Constipation means painful, infrequent, hard bowel actions. This is a common complaint during childhood, and the right advice will avoid long term problems such as a soiling condition called encopresis. Medical causes of constipation are rare (<5%) but need to be considered in infants under 2 months of age, or children resistant to treatment. This guide helps demystify constipation, and educate parents on management.  

Introductionshutterstock_113785489

The frequency of bowel actions is highly variable in children. Some have several bowel movements daily, while others go once every several days. Infants have a average of 4 stools per day during the first week. After this they will generally lessen and some healthy infants pass a bowel action once every few days. As long as this is not painful and hard this is still considered normal.  By 2 years average is 1 -2 stools per day but again this is variable.

Definitions

  • Some infants struggle with normal soft bowel actions. This is called dychezia. There is no need for treatment.
  • Constipation means the passage of painful hard bowel actions
  • Chronic Constipation means this has occurred for 3 months or more
  • Anal Fissures are small tears in the anus from passing hard bowel action. These will be particularly painful
  • Encopresis means the child involuntary passes faeces into inappropriate places such as underwear, on a repeated basis once they are over 4 years of age. This is a result of untreated long term constipation in the vast majority of cases.

Background – Normal Large Intestine Function

The small intestine is responsible for transferring nutritional components to the body. Once this has occurred what remains moves to the large intestine and looks like ‘soup’. This soup includes waste products, fibre, bacteria, bile salts, and unused gastrointestinal secretions and enzymes. Much of this is water, and as it moves along  this is reabsorbed to produce the ‘soft sausages’ near the rectum.

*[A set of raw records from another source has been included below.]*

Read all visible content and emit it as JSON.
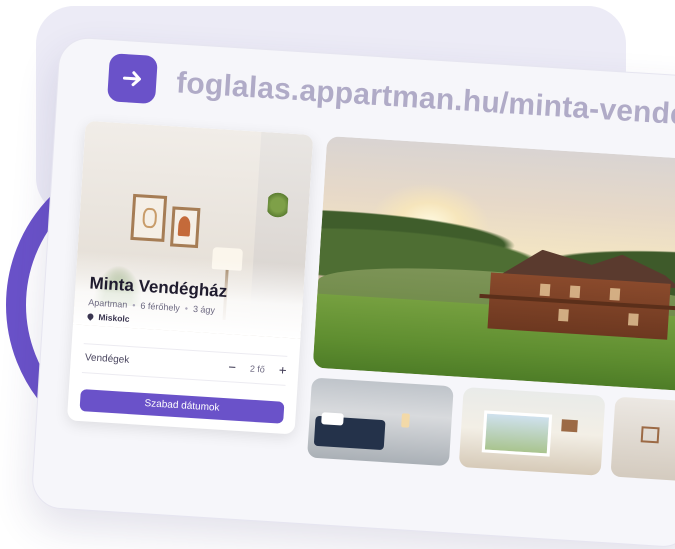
{
  "browser": {
    "url": "foglalas.appartman.hu/minta-vendeghaz",
    "go_icon": "arrow-right-icon"
  },
  "listing": {
    "title": "Minta Vendégház",
    "type": "Apartman",
    "capacity": "6 férőhely",
    "beds": "3 ágy",
    "location": "Miskolc",
    "location_icon": "map-pin-icon"
  },
  "booking": {
    "guests_label": "Vendégek",
    "guests_value": "2 fő",
    "decrement_symbol": "−",
    "increment_symbol": "+",
    "cta_label": "Szabad dátumok"
  },
  "colors": {
    "accent": "#6a52c9",
    "url_text": "#b0abc7",
    "panel_bg": "#ecebf6"
  }
}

The factors that are important in normal bowel function include the ‘personality’ of the bowel, the time it takes to get from one end to the other, diet and finally how often it is emptied. If one or more of these factors are sub optimal, then large intestinal function is affected.

How does constipation occur ?

It can be as simple as a painful bowel action. This experience can be so distressing, that there is a reluctance to ever open the bowels again. The trigger may be a temporary change in diet, an illness, or period of ‘withholding’. Young children, fearing another painful experience, will voluntarily stop an impending bowel action. When these children get the urge to defecate, they may stiffen their bodies, cross their legs, tighten their gluteal muscles, walk on tiptoes, or hold on to furniture.  Some squat or hide in certain areas of the house. Such behaviour often is misinterpreted by parents as an effort to push and pass stool. This is actually withholding behaviour and results in the ‘constipation dance’.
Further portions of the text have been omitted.